Does it make any difference whether the owner or lessee of the apartment house or office building resells the entire quantity purchased, or only a portion thereof consuming the balance? Answer: No. Where the owner or lessee uses or consumes a portion of the commodity or service purchased, his vendor is taxable on its receipts from such portion.

(b) Utilities in the second class are required to report all purchases of commodities which form the basis for the tax, regardless of whether they resell all that they purchase or only a portion thereof. If they resell any part of the quantity they purchase, they will be required to show in the detailed schedule of the tax return the places where sales were made or services rendered, together with the quantities sold and the amounts received on account of such sales, as well as the quantities consumed by them.
(c) In order that the apartment house, office building or other utility, which resells some part or all of the utility service purchased, may support its claim that all such service was not resold and that the utility which made the original sale may support its deduction of the quantity resold by its purchaser, it is necessary for the apartment house, office building or other utility so reselling utility services to report to its vendor, as of the end of its billing period, the quantity resold.

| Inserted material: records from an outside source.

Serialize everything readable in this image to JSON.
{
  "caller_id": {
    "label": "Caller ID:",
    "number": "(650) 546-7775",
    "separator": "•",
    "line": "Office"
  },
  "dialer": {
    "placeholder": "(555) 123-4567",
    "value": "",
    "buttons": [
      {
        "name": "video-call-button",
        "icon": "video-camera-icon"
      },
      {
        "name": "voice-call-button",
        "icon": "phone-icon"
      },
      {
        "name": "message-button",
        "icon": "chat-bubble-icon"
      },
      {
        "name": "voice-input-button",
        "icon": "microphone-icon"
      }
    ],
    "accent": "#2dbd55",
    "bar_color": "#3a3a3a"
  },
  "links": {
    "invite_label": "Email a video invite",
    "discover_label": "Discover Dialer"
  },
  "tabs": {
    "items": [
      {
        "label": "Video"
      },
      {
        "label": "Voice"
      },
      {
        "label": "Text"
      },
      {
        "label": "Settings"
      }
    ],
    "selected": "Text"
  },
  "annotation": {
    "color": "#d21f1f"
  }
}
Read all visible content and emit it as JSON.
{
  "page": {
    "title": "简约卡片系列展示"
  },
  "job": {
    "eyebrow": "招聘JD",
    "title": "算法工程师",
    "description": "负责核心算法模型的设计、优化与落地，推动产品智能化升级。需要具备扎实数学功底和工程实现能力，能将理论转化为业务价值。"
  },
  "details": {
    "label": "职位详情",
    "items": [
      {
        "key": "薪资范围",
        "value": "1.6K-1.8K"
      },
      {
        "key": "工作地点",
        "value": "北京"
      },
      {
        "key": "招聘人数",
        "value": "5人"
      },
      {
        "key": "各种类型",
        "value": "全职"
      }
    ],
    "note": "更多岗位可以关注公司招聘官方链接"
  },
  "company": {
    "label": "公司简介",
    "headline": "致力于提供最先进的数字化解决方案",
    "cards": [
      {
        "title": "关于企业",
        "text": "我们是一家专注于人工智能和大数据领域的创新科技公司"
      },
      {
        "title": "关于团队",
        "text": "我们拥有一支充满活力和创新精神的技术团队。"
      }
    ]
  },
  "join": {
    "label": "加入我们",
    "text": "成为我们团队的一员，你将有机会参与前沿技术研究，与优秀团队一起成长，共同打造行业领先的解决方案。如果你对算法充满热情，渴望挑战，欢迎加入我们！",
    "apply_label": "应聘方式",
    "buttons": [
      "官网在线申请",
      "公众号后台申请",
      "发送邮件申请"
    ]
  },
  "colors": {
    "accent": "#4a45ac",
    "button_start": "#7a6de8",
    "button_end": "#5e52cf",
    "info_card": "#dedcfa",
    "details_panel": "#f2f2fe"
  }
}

In the city of New York, sales tax remission certificates may be accepted as such a report.

Question 69:

A utility sells 15,000 kilowatt hours of electricity to an office building between June 29, 1950, and July 25, 1950, which is billed as follows:

Demand charge ....... $100
10,000 K.W.H. at four cents ....... 400
5,000 K.W.H at two cents ....... 100
$600

The average price per K.W.H. is, therefore, four cents. The office building, during a period ended in July, 1950, uses 6,000 K.W.H. and resells 8,000 K.W.H. to its tenants for $400. What amount is taxable as gross operating income of the office building? Answer: The office building will be subject to tax on its receipts of $400.

(d) Where a hotel or apartment house supplements for its guests or tenants the telephone service supplied them by the telephone company and makes a charge therefor, the amount of such charge, i.e., the excess above the charge of the telephone company, is required to be included in gross operating income of the hotel or apartment house. Where the telephone company graduates its charges for local messages according to the number emanating from the hotel or apartment house, the average charge of the telephone company for the reporting period shall be employed in determining the amount of the supplemental charge made by the hotel or apartment house.

Question 70:

A hotel or apartment house makes available to its guests or tenants telephone service furnished by the telephone company. If the telephone company charges five cents for its services in connection with a local message and the hotel or apartment house 10 cents for its supplemental services, what amount is the hotel or apartment house required to include in its gross operating income? Answer: Ten cents per message.

Question 71:

A guest of a New York City hotel calls San Francisco, Cal., and Buffalo, N. Y. The telephone company charges $12 for the San Francisco call and $1.80 for the Buffalo call. The hotel, for its supplemental service, adds 60 cents to the telephone charge for the San Francisco call and 10 cents to the charge for the Buffalo call. What amount is the hotel required to include in its gross operating income? Answer: Seventy cents, that being its supplemental charge for telephone services rendered its guest.

(e)
(1) In determining gross operating income, as in determining gross income, receipts include "cash, credits and property of any kind or nature, with-out any deduction therefrom on account of the cost of the property sold, the cost of materials used, labor or services or other costs, interest or discount paid, or any other expenses whatsoever".
(2) Reference is made to section 45.5 and questions and answers 24 to 33, inclusive, for illustrations of the application of the provisions of the law quoted in the last preceding paragraph.